Un second coup d’œil de l’une des dames réprima l’indiscrétion de l’autre. En ce moment, le coche s’arrêta devant une prairie au fond de laquelle on apercevait un château. Une barque vint chercher les dames et la jeune fille, qu’une voiture armoriée attendait sur la berge.

— Que je l’embrasse une seconde fois ! dit Nicolas.

On le lui accorda par pitié pour son chagrin, bien que cela parut cette fois quelque peu indiscret. En embrassant la jeune fille, Nicolas tira une fleur du bouquet qu’elle portait, et la mit dans un livre. Le coche avait repris sa marche vers Sens.

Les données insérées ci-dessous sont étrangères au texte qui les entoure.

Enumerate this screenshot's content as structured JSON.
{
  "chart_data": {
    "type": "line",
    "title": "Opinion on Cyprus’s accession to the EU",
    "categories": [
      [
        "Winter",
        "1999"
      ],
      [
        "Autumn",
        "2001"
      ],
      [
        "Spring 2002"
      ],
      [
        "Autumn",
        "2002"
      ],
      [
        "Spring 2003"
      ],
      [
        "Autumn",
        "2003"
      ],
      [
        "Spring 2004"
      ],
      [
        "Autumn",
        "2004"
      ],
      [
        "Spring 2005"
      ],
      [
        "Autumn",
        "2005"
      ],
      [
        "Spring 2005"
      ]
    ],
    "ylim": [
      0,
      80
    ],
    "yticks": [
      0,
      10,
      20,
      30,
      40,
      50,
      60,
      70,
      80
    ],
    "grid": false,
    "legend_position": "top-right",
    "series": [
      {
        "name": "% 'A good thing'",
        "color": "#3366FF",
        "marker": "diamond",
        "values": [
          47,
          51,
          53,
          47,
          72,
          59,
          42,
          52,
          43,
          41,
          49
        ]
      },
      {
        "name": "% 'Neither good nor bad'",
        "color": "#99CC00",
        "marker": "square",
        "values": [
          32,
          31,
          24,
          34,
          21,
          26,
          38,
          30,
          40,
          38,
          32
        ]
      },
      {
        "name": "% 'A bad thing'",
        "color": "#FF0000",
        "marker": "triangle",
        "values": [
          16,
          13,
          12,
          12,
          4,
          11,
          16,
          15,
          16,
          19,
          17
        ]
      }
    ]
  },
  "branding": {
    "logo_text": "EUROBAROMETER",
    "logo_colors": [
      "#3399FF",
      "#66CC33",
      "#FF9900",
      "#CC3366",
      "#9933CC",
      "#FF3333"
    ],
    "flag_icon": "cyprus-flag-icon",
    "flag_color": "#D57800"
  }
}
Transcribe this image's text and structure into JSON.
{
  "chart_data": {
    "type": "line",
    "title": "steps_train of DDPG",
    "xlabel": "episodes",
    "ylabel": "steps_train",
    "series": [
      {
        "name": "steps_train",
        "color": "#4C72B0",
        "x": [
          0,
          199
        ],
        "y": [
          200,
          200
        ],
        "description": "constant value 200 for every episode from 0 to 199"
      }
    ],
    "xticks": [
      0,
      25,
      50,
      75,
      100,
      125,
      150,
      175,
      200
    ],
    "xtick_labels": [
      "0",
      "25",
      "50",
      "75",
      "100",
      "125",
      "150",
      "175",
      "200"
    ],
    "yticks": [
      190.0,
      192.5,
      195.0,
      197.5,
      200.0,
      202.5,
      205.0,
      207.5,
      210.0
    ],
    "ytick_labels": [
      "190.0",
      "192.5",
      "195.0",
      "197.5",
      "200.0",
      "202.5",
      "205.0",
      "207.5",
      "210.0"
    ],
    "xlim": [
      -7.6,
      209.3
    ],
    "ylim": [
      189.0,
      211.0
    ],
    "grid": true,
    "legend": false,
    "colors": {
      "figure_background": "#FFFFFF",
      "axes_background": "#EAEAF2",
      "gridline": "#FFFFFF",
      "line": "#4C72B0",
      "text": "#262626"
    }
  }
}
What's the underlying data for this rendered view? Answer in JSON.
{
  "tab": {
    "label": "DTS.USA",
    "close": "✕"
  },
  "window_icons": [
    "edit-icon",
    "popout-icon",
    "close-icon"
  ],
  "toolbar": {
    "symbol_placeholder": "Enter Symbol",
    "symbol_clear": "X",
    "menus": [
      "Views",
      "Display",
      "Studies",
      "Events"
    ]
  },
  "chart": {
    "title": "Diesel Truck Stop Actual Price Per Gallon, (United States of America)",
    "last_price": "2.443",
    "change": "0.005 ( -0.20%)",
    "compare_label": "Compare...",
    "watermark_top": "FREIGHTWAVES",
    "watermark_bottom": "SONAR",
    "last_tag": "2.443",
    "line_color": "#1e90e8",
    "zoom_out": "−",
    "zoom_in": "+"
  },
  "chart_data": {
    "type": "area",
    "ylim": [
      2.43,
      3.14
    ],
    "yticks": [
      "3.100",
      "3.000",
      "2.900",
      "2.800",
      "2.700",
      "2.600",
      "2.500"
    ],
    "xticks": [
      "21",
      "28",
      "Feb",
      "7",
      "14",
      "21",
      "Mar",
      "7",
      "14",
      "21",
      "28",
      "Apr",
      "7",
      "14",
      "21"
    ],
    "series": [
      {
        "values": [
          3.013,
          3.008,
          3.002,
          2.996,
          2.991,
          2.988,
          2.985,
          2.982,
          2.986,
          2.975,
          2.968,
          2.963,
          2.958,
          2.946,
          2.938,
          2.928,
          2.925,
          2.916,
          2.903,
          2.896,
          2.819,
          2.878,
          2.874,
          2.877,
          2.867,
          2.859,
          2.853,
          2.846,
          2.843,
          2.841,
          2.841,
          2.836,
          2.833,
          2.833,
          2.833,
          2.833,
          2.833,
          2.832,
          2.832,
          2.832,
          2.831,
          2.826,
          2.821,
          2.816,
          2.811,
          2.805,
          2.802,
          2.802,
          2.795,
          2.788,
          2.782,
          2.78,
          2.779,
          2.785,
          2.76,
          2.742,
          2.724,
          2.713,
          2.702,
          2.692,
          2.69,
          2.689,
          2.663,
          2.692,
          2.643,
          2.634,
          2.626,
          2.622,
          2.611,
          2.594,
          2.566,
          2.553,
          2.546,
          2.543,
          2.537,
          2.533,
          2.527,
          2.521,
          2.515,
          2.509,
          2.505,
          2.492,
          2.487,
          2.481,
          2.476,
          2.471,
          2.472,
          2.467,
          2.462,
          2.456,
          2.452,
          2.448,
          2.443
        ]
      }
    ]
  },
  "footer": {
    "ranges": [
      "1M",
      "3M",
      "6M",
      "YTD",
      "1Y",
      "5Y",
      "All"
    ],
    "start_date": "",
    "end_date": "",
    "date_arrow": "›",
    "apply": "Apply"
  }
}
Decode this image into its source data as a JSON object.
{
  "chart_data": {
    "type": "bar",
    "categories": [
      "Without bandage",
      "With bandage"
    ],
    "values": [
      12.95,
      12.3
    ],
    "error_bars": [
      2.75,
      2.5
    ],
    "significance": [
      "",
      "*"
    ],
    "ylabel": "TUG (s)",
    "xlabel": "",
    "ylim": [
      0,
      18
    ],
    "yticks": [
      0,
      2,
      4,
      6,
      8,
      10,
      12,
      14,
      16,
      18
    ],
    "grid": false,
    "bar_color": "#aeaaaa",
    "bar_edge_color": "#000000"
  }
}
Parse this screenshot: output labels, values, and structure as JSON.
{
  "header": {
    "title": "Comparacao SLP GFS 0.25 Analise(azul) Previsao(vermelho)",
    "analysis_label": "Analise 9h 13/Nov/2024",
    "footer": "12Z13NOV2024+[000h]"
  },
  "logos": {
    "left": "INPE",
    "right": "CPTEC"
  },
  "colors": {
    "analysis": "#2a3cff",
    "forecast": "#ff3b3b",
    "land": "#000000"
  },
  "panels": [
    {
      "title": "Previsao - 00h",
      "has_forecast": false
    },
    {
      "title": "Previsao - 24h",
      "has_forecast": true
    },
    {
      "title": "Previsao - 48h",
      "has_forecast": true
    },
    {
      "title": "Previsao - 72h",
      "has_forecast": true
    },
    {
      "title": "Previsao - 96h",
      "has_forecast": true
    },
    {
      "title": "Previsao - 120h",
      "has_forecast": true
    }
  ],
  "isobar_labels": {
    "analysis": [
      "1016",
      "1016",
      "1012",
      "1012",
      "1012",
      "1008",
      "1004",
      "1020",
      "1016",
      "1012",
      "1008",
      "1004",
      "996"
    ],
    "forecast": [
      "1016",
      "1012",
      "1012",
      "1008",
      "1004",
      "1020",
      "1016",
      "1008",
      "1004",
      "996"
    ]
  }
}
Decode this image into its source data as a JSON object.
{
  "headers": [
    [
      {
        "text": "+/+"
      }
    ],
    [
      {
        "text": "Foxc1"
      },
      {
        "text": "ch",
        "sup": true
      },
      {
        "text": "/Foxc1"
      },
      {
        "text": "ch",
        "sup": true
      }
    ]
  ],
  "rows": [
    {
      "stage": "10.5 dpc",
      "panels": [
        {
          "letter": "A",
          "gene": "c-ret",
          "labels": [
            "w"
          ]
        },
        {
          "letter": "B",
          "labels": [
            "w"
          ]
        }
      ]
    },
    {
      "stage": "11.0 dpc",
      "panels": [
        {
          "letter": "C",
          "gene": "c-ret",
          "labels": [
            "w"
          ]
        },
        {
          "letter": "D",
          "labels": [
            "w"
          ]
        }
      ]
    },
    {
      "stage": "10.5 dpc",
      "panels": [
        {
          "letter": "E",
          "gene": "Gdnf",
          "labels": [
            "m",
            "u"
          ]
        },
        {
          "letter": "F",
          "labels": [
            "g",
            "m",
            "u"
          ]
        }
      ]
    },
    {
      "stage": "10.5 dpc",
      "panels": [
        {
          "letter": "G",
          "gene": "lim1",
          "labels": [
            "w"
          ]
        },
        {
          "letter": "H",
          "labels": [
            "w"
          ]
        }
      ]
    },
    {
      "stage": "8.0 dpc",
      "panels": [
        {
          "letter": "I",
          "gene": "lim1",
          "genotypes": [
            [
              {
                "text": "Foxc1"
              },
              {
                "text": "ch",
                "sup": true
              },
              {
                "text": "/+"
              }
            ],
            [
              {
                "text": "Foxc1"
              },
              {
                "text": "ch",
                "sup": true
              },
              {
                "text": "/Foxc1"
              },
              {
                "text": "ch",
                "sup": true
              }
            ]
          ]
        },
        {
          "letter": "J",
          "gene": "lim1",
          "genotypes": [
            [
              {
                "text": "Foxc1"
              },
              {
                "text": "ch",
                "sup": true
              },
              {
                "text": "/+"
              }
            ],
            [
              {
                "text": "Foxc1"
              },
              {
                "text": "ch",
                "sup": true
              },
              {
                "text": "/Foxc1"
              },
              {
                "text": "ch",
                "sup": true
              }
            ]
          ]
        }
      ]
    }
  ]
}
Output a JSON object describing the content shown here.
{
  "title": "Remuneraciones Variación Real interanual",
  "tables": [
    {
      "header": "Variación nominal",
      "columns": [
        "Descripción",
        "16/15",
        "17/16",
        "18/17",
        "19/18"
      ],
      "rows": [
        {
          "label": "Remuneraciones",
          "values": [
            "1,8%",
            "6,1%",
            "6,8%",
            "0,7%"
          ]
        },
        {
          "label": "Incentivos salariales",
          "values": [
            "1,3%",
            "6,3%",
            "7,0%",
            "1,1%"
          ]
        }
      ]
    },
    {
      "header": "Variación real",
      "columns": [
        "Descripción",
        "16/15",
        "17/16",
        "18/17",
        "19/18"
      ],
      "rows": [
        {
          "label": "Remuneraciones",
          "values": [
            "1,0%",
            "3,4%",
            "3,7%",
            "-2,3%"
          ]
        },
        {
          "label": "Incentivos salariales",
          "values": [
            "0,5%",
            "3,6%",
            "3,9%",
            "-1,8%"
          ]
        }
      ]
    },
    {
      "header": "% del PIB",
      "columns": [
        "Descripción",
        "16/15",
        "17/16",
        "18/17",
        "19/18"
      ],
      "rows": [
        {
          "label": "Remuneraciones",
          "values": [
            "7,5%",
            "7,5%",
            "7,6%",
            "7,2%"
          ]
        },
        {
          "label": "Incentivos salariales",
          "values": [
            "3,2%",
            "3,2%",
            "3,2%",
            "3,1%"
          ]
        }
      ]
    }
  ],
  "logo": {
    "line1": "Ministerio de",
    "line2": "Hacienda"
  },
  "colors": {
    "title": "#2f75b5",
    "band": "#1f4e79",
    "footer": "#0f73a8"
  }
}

— Quel est ce château ? dit. Nicolas à un marinier.

— C’est Courtenay.

Il était donc vrai : la dame inconnue était la célèbre Septimanie, comtesse d’Egmont, la fille de Richelieu, l’épouse d’un prince qui n’avait pas su se donner d’héritier. — Tout s’expliquait dès-lors, et il regretta les récits imprudens qu’il avait faits de cette aventure, car s’en déclarer le héros, ce ne pouvait être ni très honorable ni très prudent. Ce ne fut qu’en 1793 que Nicolas osa raconter le dernier épisode ; le premier avait paru en 1746, mais déguisé de telle manière, qu’on ne pouvait en reconnaître les personnages. De telles aventures étaient fréquentes à cette époque, où elles eurent lieu quelquefois même au consentement des maris, soit dans l’idée de conserver des titres ou des privilèges dans une famille, soit pour empêcher de grands biens d’aller à des collatéraux par suite d’unions stériles.


XI. – ZEFIRE.

Après l’histoire de ce caprice de grande dame, il faudra descendre bien bas dans la foule, il faudra monter bien haut dans les sentimens pour s’expliquer les circonstances bizarres du récit que nous avons à faire. Après la mort de Mme Parangon, nul épisode ne fut plus douloureux dans l’existence de l’écrivain ; et il l’a reproduit lui-même sous la triple forme du roman, du drame et des mémoires. Ceci se rapporte encore à l’époque où, toujours ouvrier compositeur, il n’avait encore publié aucun livre. Il dut sans doute à cette aventure l’idée de l’un de ses premiers ouvrages.